The local filesystem mock (LocalS3Path, etc.) is the best part — you can write tests that run entirely on disk with no cloud credentials and no monkey-patching. The caching layer is transparent and configurable: you can point it at a persistent directory and avoid re-downloading files across runs. Extensibility is real: two classes (MyPath and MyClient) is genuinely all you need for a new backend, the base class handles the rest. The HttpsPath implementation is a nice bonus that makes the same interface work for public HTTP URLs.
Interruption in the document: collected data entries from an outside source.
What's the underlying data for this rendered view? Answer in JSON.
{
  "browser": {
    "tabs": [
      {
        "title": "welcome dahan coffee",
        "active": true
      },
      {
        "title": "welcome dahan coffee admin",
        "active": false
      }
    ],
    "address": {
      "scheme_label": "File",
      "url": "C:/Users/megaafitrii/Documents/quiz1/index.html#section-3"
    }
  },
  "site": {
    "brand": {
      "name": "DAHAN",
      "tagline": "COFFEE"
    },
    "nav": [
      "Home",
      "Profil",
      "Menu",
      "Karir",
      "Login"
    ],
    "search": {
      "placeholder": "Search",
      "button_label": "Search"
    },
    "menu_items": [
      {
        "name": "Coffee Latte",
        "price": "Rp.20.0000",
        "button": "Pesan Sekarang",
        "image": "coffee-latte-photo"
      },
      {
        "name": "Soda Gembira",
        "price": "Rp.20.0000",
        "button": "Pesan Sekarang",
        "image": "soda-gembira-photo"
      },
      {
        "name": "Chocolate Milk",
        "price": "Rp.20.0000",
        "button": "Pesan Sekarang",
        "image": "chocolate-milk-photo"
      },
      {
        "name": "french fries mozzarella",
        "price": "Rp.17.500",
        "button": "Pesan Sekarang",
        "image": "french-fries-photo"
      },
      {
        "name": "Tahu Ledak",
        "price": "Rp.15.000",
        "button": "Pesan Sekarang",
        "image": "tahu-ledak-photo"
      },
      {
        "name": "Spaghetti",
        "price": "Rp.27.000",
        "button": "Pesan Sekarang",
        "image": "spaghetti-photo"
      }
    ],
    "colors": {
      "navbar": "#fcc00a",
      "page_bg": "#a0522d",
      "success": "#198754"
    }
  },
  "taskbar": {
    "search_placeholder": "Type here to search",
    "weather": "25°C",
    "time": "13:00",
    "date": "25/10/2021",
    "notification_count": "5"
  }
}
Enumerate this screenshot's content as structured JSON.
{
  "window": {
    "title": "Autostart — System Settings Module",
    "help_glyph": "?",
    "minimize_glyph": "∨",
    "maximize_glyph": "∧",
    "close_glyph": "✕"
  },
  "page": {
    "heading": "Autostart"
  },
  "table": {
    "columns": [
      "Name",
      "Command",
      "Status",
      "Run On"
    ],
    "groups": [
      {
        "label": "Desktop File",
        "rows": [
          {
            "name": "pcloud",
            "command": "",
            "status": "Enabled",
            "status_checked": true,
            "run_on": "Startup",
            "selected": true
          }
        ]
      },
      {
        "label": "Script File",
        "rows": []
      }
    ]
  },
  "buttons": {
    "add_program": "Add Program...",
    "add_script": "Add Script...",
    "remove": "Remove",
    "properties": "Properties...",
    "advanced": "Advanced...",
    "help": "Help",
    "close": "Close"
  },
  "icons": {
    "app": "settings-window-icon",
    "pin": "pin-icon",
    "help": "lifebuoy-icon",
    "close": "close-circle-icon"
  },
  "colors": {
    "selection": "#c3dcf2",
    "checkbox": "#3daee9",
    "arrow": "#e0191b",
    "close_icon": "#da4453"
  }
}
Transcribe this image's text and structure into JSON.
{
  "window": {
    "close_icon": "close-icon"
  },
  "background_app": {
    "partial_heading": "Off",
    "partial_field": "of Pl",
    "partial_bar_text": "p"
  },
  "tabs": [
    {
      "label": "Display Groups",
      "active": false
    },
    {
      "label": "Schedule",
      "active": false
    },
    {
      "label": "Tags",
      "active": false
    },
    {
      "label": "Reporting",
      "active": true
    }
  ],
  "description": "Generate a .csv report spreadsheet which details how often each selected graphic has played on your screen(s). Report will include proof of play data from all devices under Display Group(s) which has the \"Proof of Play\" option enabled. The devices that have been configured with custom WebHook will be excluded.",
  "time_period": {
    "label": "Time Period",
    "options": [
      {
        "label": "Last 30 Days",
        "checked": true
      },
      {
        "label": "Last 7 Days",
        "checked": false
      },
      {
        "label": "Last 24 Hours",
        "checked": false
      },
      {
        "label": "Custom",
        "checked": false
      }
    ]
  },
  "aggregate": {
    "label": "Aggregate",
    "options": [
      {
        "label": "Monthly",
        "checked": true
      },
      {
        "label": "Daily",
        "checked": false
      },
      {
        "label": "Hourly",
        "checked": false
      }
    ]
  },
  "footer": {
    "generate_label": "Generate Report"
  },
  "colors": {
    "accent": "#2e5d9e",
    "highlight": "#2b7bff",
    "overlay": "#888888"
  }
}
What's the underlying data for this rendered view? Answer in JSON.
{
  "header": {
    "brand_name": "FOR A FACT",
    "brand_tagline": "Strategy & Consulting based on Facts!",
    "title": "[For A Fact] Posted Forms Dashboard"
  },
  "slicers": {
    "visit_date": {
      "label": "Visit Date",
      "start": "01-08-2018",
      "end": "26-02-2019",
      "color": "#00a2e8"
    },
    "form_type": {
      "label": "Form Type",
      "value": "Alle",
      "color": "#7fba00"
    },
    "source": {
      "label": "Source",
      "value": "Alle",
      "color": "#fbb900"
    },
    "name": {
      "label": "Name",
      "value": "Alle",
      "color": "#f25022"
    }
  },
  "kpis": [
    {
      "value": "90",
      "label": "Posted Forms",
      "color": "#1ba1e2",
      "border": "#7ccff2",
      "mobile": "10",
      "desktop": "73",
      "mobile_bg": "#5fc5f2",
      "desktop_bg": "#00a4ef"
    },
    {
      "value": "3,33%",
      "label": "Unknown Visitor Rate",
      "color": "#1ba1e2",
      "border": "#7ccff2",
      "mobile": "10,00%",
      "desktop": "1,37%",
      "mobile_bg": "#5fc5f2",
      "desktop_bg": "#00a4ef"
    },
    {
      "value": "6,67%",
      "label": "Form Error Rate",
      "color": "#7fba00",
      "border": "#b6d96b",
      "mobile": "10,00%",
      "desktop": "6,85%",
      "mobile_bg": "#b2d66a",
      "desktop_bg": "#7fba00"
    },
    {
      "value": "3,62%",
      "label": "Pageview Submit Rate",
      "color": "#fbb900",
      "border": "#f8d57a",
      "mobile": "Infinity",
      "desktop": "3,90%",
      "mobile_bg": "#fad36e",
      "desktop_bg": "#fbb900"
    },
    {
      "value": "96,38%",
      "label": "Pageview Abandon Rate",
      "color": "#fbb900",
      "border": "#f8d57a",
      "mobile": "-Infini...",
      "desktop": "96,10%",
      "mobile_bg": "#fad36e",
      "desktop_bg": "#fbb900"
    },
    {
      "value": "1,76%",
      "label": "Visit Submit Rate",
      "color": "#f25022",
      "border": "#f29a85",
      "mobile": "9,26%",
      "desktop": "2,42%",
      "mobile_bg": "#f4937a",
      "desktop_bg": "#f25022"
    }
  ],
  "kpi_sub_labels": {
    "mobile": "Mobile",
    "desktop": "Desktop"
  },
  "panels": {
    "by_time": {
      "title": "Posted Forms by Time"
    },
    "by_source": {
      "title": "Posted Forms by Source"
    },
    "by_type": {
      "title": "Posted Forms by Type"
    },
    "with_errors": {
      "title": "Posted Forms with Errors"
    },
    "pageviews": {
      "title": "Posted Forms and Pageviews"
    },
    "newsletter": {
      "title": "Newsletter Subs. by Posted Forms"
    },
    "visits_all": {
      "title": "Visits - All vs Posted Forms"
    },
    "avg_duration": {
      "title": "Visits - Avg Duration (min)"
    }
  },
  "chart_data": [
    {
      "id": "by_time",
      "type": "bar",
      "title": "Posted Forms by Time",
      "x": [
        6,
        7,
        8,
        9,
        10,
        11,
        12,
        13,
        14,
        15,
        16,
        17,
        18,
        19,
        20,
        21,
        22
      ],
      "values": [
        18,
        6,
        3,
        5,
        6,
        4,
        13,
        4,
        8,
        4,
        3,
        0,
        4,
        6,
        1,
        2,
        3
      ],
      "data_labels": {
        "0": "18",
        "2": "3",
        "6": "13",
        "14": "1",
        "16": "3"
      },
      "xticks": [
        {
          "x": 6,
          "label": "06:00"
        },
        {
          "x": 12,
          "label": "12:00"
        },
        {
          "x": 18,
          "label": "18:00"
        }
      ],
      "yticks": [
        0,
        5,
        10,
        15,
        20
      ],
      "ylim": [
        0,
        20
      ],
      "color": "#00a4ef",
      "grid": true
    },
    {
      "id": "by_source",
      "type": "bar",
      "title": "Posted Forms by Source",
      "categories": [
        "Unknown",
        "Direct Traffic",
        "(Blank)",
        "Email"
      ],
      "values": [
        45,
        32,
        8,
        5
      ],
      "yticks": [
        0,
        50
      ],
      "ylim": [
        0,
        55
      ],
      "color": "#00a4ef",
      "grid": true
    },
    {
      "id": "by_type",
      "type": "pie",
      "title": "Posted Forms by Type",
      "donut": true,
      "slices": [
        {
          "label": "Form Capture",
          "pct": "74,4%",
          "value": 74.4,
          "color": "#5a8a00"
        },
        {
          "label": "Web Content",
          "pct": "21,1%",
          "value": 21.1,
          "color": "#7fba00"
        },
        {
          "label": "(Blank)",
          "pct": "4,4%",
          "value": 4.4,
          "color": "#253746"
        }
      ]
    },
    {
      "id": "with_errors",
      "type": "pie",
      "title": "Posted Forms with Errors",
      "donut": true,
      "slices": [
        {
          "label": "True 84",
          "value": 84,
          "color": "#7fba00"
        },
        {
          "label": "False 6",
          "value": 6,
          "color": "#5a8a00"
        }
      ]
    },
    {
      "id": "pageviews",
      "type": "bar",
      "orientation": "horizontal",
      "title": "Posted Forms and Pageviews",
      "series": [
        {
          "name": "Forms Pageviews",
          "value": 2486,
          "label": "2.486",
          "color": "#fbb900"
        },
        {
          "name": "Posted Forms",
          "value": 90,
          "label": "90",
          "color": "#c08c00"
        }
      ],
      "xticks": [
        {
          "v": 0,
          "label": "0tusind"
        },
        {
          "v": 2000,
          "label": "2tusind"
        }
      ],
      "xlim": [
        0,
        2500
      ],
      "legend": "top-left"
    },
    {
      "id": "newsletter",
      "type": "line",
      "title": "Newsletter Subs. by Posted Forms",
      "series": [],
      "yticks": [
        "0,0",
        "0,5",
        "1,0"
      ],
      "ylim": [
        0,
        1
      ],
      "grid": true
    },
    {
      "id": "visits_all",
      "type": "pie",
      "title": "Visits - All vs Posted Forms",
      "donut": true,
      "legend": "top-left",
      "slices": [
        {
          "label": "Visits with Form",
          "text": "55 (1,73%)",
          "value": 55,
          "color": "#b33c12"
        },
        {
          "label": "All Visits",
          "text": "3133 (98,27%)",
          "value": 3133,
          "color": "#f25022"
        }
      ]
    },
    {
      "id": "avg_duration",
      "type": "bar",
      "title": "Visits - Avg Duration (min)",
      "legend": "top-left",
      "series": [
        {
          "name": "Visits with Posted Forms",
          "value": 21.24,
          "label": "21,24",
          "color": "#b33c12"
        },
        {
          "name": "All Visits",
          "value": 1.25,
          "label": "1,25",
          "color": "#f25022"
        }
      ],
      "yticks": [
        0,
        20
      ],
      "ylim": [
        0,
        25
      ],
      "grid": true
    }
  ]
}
621 stars is modest for a library solving a problem this common — fsspec has eaten most of this space and integrates with pandas, pyarrow, and dask natively, which cloudpathlib does not. The caching model downloads entire files locally before you can read them, so it falls apart for large files where you want range reads or streaming. There's no async support — every operation is blocking, which is a real problem if you're doing this in a web server or async pipeline. The library also inherits pathlib's assumption that paths are cheap to construct and stat, which cloud storage punishes with latency on every .exists() call.